Laurel and Hardy

Labour of Love. Laurel and Hardy in Pack up your Troubles (1932)

This film might have the same title as a well known World War One song, but it isn’t really a war movie. Less than half the film involves Stan and Ollie in uniform, and the rest of it tells a somewhat sentimental story involving attempts to reunite a little girl with her estranged family.

This is really the first full-length (just over an hour) L&H feature given that Pardon Us (1931) is best described as a two/three/four reeler that steadily got out of hand. Pack up your Troubles was intended from the first as a feature length film in the sense of it being a filmed narrative intended from the first to tell a feature length story.

Nobody would introduce a friend to Stan and Ollie by showing them Pack up your Troubles. Pack up your Troubles is an absolute must for completists, for people whose love for Stan Laurel and Oliver Hardy is such that they are determined to leave no Laurel and Hardy film unwatched. It’s laboured. It’s a labour of love.

As the film opems, the boys are relaxing in a park when they learn that America has entered the Great War. After an attempt to evade military service by pretending to be one-armed, they are duly enlisted. Naturally, they foul up parade drill. It is remarkably how elegantly Stan and Ollie disrupt a parade drill – something they had numerous opportunities to do during their career. When they turn the wrong way and wrong shoulder the wrong arm, they do so with a kind of balletic grace – turning a military discipline into a sort of dance. You never tire of watching this kind of aesthetic subversion.

They also make friends with a guy called Eddie. Eddie is swell. We know that Eddie swell because Stan and Ollie keep saying he’s swell. The film does not have time to illustrate any practical illustrations of his swellness, but the swellness of Eddie is central plot motivator and so it needs to be restated. They also make an enemy of a surly cook who sarcastically suggests that Stan and Ollie deliver kitchen waste to the general (James Finlayson). Stan and Ollie are not good with sarcasm and carry out the order, naively squealing on the cook later, setting up the final knife-wielding chase shot of the film.

Meanwhile swell Eddie learns that his wife is leaving him and shows no interest in their infant daughter, who cannot even be placed with her grandparents – who’ve been estranged from Eddie following his marriage. At the front, Stan and Ollie learn of this and are determined to see what they can do for the girl.

The scenes at the Western Front are bafflingly brief in the context of the film as a whole. Perhaps they were too expensive. There is something rather elegant about the way Stan and Ollie perform their careful (yet careless) morning ablutions while the hell of trench warfare rages all about them. And then there’s a bizarre scene where Stan and Ollie, seeking shelter in an abandoned tank in No Man’s Land, somehow manage to accidentally steer this tank into a German trench – forcing the Germans out of the trench – and then neatly wrapping them up in barbed wire for surrender purposes. You would have thought that such bizarre heroism would have resulted in medals galore and our heroes being set up for life – but apparently not.
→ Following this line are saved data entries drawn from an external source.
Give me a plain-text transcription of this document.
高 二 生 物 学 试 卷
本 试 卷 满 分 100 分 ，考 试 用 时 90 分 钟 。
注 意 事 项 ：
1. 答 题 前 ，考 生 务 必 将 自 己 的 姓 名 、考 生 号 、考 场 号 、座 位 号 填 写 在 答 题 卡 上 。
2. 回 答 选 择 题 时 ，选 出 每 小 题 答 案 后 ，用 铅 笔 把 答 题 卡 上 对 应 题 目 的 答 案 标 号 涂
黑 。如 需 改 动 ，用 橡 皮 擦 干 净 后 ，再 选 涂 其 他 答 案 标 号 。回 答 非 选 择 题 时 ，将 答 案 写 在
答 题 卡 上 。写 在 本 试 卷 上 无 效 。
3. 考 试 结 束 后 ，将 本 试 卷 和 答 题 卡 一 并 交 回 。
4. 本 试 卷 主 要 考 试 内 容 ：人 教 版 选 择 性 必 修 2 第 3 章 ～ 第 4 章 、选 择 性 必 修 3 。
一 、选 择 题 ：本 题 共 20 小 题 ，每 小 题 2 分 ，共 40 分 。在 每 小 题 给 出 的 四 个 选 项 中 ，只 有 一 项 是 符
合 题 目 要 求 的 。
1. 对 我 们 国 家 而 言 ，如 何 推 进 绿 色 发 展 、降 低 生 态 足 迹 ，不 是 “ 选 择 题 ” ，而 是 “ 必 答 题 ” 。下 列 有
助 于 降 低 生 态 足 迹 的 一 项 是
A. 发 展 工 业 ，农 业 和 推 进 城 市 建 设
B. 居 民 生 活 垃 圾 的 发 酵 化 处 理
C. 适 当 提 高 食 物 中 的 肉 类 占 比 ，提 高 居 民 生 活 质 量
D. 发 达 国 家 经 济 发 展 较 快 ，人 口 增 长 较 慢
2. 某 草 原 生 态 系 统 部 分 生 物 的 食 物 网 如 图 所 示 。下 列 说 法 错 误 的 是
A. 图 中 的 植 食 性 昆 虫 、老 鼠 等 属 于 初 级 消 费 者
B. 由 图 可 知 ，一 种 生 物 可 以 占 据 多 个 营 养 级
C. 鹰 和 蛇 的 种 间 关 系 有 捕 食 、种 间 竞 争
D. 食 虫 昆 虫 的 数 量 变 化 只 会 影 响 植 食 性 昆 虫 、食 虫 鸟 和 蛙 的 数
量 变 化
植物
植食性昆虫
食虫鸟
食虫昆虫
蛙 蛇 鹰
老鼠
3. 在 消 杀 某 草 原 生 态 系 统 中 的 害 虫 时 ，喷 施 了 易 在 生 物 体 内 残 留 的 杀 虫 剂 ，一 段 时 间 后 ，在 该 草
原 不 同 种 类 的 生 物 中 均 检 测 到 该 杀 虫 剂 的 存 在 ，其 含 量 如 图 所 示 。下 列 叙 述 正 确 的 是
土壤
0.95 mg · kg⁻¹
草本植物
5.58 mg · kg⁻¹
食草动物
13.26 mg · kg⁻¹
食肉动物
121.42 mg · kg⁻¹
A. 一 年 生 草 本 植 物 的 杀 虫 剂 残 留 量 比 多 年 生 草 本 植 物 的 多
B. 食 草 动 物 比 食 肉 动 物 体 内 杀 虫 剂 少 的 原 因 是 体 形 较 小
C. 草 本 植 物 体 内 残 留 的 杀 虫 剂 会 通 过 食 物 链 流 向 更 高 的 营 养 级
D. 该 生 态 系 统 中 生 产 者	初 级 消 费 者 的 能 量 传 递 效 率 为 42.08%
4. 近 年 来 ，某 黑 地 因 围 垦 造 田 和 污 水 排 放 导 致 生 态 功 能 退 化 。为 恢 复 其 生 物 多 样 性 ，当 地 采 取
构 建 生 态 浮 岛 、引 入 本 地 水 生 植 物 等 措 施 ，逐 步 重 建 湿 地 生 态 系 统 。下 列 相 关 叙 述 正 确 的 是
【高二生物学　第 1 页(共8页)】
Swell Eddie does not make it home.

The rest of the film, which is most of the film, consists of Stan and Ollie trying to protect Swell Eddie’s daughter. They rescue her from a truly hideous Richard Cramer (the vicious judge from Scram), an abusive foster father who only cares about the welfare cheques he earns from her. Then they set about trying to find her grandparental family – and unfortunately they have nothing to go on but the surname “Smith”. After many many wrong Smiths, culminating with the boys wrecking a society wedding and being shot at by the father of the bride (the irrepressible Billy Gilbert), the boys suddenly find that social services are intent of putting the girl in an orphanage. There’s a scene in a bank, a running off with a “loan”, a bunch more chase scenes, a dumb waiter, a reconciliation with grandparents, and the sudden return of the knife-wielding cook.

There are some nice moments of clowning in the apartment the three of them share. The little girl manages to put Stanley to sleep while telling him the story of Goldilocks. Ollie manages to hurt himself quite a bit while doing the ironing. But they are shackled to a sentimental storyline that interrupts them whenever they look like being too funny for too long. Ho hum.
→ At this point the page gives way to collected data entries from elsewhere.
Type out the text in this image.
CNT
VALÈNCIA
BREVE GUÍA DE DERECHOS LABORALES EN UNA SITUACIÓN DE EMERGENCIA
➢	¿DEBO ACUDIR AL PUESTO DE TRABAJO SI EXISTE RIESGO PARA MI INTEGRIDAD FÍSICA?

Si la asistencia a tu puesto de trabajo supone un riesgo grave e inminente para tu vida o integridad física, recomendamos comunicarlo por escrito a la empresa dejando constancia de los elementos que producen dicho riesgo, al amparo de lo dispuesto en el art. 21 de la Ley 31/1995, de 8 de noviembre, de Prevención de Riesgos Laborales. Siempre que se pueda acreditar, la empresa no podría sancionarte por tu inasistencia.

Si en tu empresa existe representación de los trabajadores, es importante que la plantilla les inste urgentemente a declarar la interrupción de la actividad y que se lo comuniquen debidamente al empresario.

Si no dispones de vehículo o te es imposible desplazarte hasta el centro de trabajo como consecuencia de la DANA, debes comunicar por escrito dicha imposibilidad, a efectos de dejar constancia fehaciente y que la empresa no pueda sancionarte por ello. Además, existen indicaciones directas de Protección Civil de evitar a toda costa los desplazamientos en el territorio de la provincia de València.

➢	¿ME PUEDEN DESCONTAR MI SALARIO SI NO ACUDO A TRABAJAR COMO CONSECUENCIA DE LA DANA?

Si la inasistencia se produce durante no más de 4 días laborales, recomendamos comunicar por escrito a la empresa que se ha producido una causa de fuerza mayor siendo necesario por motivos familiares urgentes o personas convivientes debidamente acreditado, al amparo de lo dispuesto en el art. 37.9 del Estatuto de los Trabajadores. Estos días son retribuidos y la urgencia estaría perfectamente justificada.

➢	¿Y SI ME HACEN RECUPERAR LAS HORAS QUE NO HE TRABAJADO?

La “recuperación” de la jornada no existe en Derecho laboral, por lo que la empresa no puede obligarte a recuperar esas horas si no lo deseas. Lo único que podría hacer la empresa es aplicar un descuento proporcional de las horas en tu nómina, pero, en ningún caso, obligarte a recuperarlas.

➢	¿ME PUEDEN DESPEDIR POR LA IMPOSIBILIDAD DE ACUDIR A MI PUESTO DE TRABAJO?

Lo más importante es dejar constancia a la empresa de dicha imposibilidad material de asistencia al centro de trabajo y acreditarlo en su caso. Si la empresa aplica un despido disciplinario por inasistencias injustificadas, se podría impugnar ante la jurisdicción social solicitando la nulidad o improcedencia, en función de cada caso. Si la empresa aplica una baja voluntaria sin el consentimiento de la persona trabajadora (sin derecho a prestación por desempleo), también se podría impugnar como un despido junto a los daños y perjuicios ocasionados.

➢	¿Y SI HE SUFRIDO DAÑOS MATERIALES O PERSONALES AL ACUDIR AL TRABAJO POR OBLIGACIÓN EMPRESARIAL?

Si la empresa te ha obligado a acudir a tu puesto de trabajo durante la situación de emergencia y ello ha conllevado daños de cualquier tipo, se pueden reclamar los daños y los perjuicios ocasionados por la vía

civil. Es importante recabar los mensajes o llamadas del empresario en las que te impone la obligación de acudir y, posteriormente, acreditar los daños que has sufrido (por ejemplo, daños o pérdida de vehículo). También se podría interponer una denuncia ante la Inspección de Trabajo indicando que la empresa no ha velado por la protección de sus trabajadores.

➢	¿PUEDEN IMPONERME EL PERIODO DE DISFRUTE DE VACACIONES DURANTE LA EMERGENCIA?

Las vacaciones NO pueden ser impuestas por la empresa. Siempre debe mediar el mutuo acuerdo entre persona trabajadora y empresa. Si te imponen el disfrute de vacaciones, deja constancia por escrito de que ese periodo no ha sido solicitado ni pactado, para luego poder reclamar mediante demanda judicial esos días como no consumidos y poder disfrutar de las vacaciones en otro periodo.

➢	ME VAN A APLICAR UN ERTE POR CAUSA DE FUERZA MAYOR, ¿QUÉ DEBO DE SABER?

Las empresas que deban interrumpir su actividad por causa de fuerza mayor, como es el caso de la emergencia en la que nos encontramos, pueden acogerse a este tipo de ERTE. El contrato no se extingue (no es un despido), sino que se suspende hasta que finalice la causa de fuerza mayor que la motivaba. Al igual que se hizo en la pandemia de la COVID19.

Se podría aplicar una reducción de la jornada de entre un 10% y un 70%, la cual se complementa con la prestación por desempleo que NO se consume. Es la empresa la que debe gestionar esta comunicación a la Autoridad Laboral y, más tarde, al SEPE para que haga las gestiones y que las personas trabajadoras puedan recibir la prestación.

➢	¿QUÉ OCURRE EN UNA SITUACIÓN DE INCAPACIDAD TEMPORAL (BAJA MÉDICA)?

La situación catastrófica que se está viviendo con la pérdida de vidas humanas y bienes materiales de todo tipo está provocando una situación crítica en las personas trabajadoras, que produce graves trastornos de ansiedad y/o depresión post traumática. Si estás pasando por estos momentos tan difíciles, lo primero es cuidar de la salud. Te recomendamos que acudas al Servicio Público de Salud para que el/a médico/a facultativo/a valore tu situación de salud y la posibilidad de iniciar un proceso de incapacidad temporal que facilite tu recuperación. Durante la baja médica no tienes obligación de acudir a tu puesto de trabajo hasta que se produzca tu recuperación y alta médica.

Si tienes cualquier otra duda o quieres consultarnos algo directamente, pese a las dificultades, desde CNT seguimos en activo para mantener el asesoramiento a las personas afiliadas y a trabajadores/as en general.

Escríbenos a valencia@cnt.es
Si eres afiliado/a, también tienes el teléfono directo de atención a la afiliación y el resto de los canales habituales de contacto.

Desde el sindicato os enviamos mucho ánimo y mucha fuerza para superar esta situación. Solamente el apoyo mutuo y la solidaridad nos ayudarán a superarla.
There are many many instances of failed attempts by those adept at comedy shorts to produce feature films. This is one of them. At least while watching this film, you know that Sons of the Desert and Way out West are still to come – movies that you wouldn’t want to shave a hemi-demi-semi quaver off.
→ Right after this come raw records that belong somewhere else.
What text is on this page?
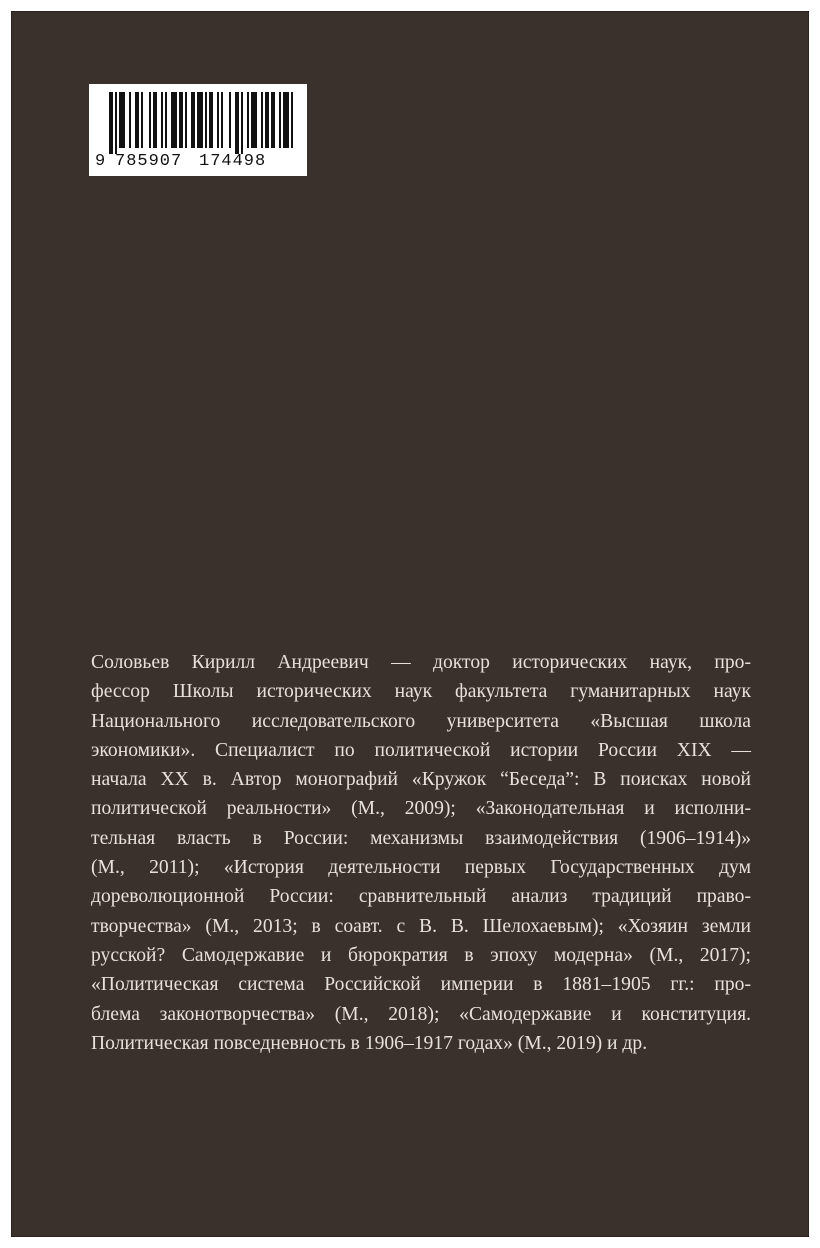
9 785907 174498
Соловьев Кирилл Андреевич — доктор исторических наук, про-
фессор Школы исторических наук факультета гуманитарных наук
Национального исследовательского университета «Высшая школа
экономики». Специалист по политической истории России XIX —
начала XX в. Автор монографий «Кружок “Беседа”: В поисках новой
политической реальности» (М., 2009); «Законодательная и исполни-
тельная власть в России: механизмы взаимодействия (1906–1914)»
(М., 2011); «История деятельности первых Государственных дум
дореволюционной России: сравнительный анализ традиций право-
творчества» (М., 2013; в соавт. с В. В. Шелохаевым); «Хозяин земли
русской? Самодержавие и бюрократия в эпоху модерна» (М., 2017);
«Политическая система Российской империи в 1881–1905 гг.: про-
блема законотворчества» (М., 2018); «Самодержавие и конституция.
Политическая повседневность в 1906–1917 годах» (М., 2019) и др.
I would have to say that Pack up your Troubles is my least favourite L&H feature of the 1930s. At times it reminds me of the L&H features of the 1940s, in its unfortunate insistence on subordinating the clowning to a plot that we’re not really interested in. At the same time, it’s nowhere near as bad as the worst L&H features of the 1940s, the ones where Stan Laurel has been stripped of any creative input. Perhaps another way of describing films like Air Raid Wardens and Nothing but Trouble, is that they’re like the very worst bits of Pack up your Troubles – all the way through.